4.1 Weighted Regression
Used to give certain records (variables, features) more or less weighting when fitting the regression model. To show this, I will use the ames housing data from the {modeldata}
package from tidymodels
and prioritize sale prices of houses sold more recently than those sold earlier in these data.
dat <- ames %>%
dplyr::select(Lot_Area, Neighborhood, Year_Sold, First_Flr_SF, Second_Flr_SF,
Bsmt_Full_Bath, Full_Bath, Half_Bath, Bsmt_Half_Bath, Sale_Price,
Bedroom_AbvGr, Central_Air, Bldg_Type) %>%
dplyr::mutate(weight = Year_Sold - 2006,
total_sf = First_Flr_SF + Second_Flr_SF,
bath = Bsmt_Full_Bath + Full_Bath + 0.5*Half_Bath + 0.5*Bsmt_Half_Bath)
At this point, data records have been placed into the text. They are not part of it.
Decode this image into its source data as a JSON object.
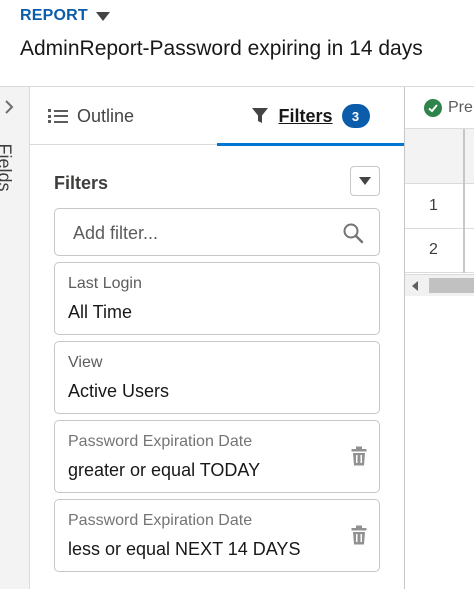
{
  "header": {
    "eyebrow": "REPORT",
    "title": "AdminReport-Password expiring in 14 days"
  },
  "fields_rail": {
    "label": "Fields",
    "chevron_icon": "chevron-right-icon"
  },
  "tabs": {
    "outline": {
      "label": "Outline",
      "icon": "list-icon"
    },
    "filters": {
      "label": "Filters",
      "icon": "funnel-icon",
      "badge": "3",
      "active": true
    }
  },
  "filters_panel": {
    "heading": "Filters",
    "dropdown_icon": "chevron-down-icon",
    "search": {
      "placeholder": "Add filter...",
      "value": "",
      "icon": "search-icon"
    },
    "items": [
      {
        "label": "Last Login",
        "value": "All Time",
        "removable": false
      },
      {
        "label": "View",
        "value": "Active Users",
        "removable": false
      },
      {
        "label": "Password Expiration Date",
        "value": "greater or equal TODAY",
        "removable": true
      },
      {
        "label": "Password Expiration Date",
        "value": "less or equal NEXT 14 DAYS",
        "removable": true
      }
    ]
  },
  "grid": {
    "tab_label": "Pre",
    "tab_icon": "check-circle-icon",
    "rows": [
      "1",
      "2"
    ]
  },
  "colors": {
    "accent": "#0176d3",
    "brand": "#0b5cab",
    "success": "#2e844a"
  }
}
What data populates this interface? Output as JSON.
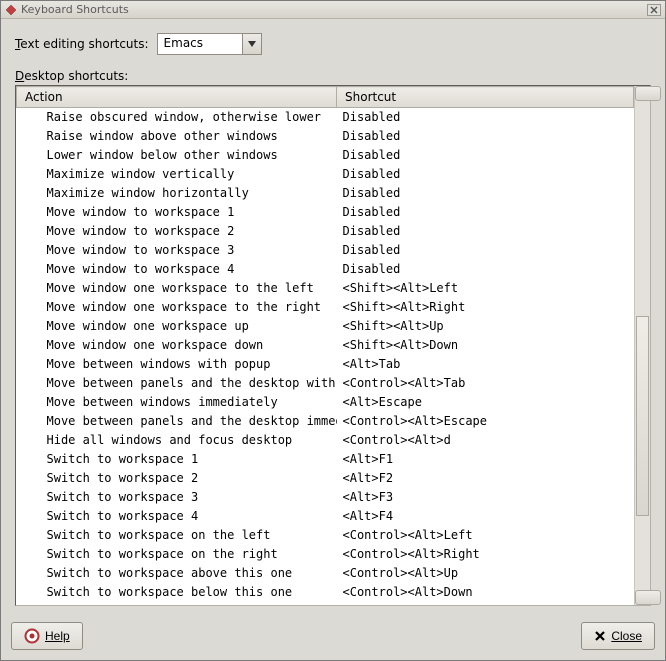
{
  "window": {
    "title": "Keyboard Shortcuts"
  },
  "editing": {
    "label": "Text editing shortcuts:",
    "selected": "Emacs"
  },
  "desktop_label": "Desktop shortcuts:",
  "columns": {
    "action": "Action",
    "shortcut": "Shortcut"
  },
  "rows": [
    {
      "action": "Raise obscured window, otherwise lower",
      "shortcut": "Disabled"
    },
    {
      "action": "Raise window above other windows",
      "shortcut": "Disabled"
    },
    {
      "action": "Lower window below other windows",
      "shortcut": "Disabled"
    },
    {
      "action": "Maximize window vertically",
      "shortcut": "Disabled"
    },
    {
      "action": "Maximize window horizontally",
      "shortcut": "Disabled"
    },
    {
      "action": "Move window to workspace 1",
      "shortcut": "Disabled"
    },
    {
      "action": "Move window to workspace 2",
      "shortcut": "Disabled"
    },
    {
      "action": "Move window to workspace 3",
      "shortcut": "Disabled"
    },
    {
      "action": "Move window to workspace 4",
      "shortcut": "Disabled"
    },
    {
      "action": "Move window one workspace to the left",
      "shortcut": "<Shift><Alt>Left"
    },
    {
      "action": "Move window one workspace to the right",
      "shortcut": "<Shift><Alt>Right"
    },
    {
      "action": "Move window one workspace up",
      "shortcut": "<Shift><Alt>Up"
    },
    {
      "action": "Move window one workspace down",
      "shortcut": "<Shift><Alt>Down"
    },
    {
      "action": "Move between windows with popup",
      "shortcut": "<Alt>Tab"
    },
    {
      "action": "Move between panels and the desktop with popup",
      "shortcut": "<Control><Alt>Tab"
    },
    {
      "action": "Move between windows immediately",
      "shortcut": "<Alt>Escape"
    },
    {
      "action": "Move between panels and the desktop immediately",
      "shortcut": "<Control><Alt>Escape"
    },
    {
      "action": "Hide all windows and focus desktop",
      "shortcut": "<Control><Alt>d"
    },
    {
      "action": "Switch to workspace 1",
      "shortcut": "<Alt>F1"
    },
    {
      "action": "Switch to workspace 2",
      "shortcut": "<Alt>F2"
    },
    {
      "action": "Switch to workspace 3",
      "shortcut": "<Alt>F3"
    },
    {
      "action": "Switch to workspace 4",
      "shortcut": "<Alt>F4"
    },
    {
      "action": "Switch to workspace on the left",
      "shortcut": "<Control><Alt>Left"
    },
    {
      "action": "Switch to workspace on the right",
      "shortcut": "<Control><Alt>Right"
    },
    {
      "action": "Switch to workspace above this one",
      "shortcut": "<Control><Alt>Up"
    },
    {
      "action": "Switch to workspace below this one",
      "shortcut": "<Control><Alt>Down"
    }
  ],
  "footer": {
    "help": "Help",
    "close": "Close"
  }
}
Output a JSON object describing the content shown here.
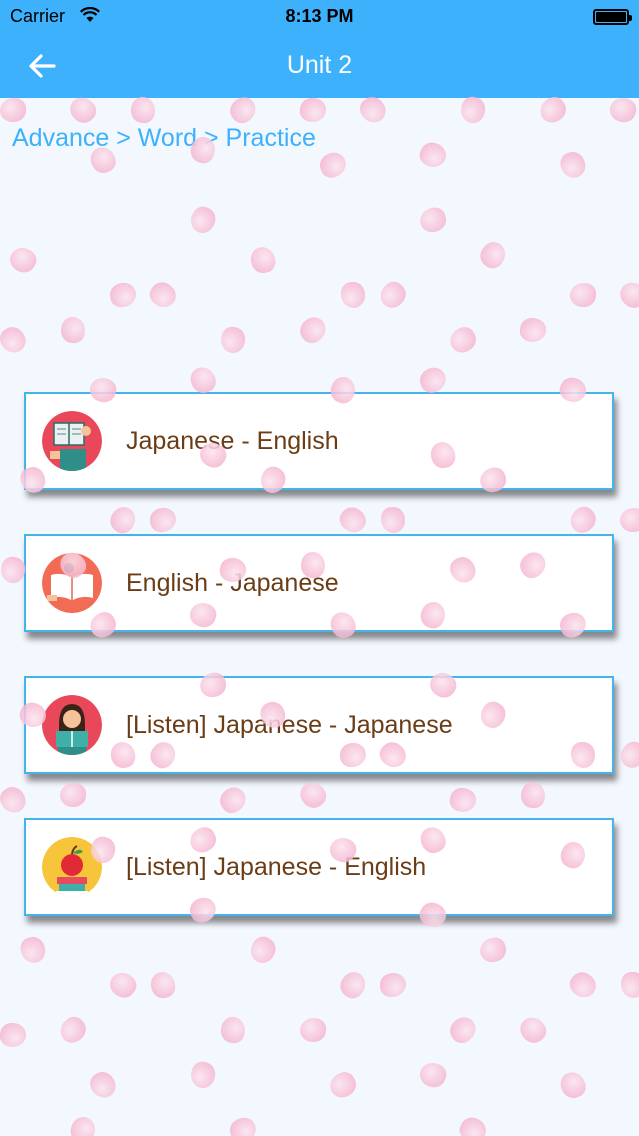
{
  "status_bar": {
    "carrier": "Carrier",
    "time": "8:13 PM"
  },
  "nav": {
    "title": "Unit 2",
    "back_icon": "arrow-left-icon"
  },
  "breadcrumb": "Advance > Word > Practice",
  "options": [
    {
      "label": "Japanese - English",
      "icon": "books-reader-icon"
    },
    {
      "label": "English - Japanese",
      "icon": "open-book-icon"
    },
    {
      "label": "[Listen] Japanese - Japanese",
      "icon": "girl-reading-icon"
    },
    {
      "label": "[Listen] Japanese - English",
      "icon": "apple-books-icon"
    }
  ],
  "colors": {
    "accent": "#3db1fb",
    "card_border": "#45b3ee",
    "label_text": "#6b3d17",
    "petal": "#f6bfd6"
  }
}
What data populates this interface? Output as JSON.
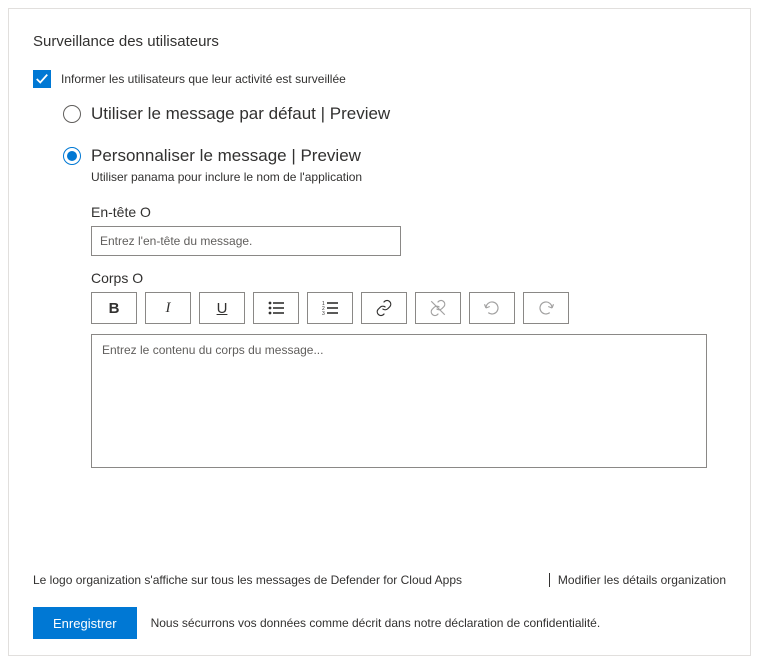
{
  "title": "Surveillance des utilisateurs",
  "notify": {
    "checkbox_label": "Informer les utilisateurs que leur activité est surveillée",
    "option_default": "Utiliser le message par défaut | Preview",
    "option_custom": "Personnaliser le message | Preview",
    "custom_hint": "Utiliser panama pour inclure le nom de l'application"
  },
  "header_field": {
    "label": "En-tête O",
    "placeholder": "Entrez l'en-tête du message."
  },
  "body_field": {
    "label": "Corps O",
    "placeholder": "Entrez le contenu du corps du message..."
  },
  "toolbar": {
    "bold": "B",
    "italic": "I",
    "underline": "U"
  },
  "footer": {
    "logo_note": "Le logo organization s'affiche sur tous les messages de Defender for Cloud Apps",
    "edit_org": "Modifier les détails organization"
  },
  "save": {
    "button": "Enregistrer",
    "privacy": "Nous sécurrons vos données comme décrit dans notre déclaration de confidentialité."
  }
}
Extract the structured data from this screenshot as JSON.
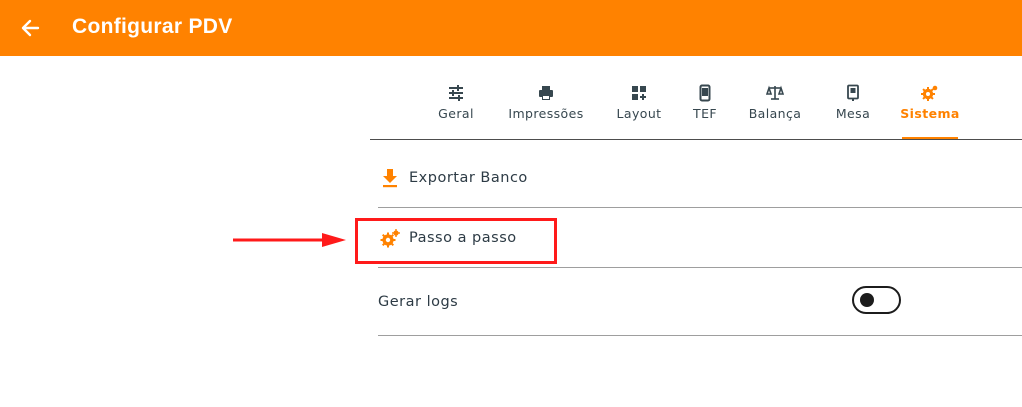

house_lm <- lm(Sale_Price ~ total_sf + Lot_Area + bath + Bedroom_AbvGr + Central_Air,
data = dat)
house_wt <- lm(Sale_Price ~ total_sf + Lot_Area + bath + Bedroom_AbvGr + Central_Air,
data = dat, weight = weight)
round(cbind(house_lm = house_lm$coefficients,
house_wt = house_wt$coefficients), digits = 3)
## house_lm house_wt
## (Intercept) -4804.696 -3943.203
## total_sf 104.742 104.705
## Lot_Area 0.605 0.673
## bath 25411.278 24754.042
## Bedroom_AbvGr -25438.440 -27218.685
## Central_AirY 41924.976 45938.683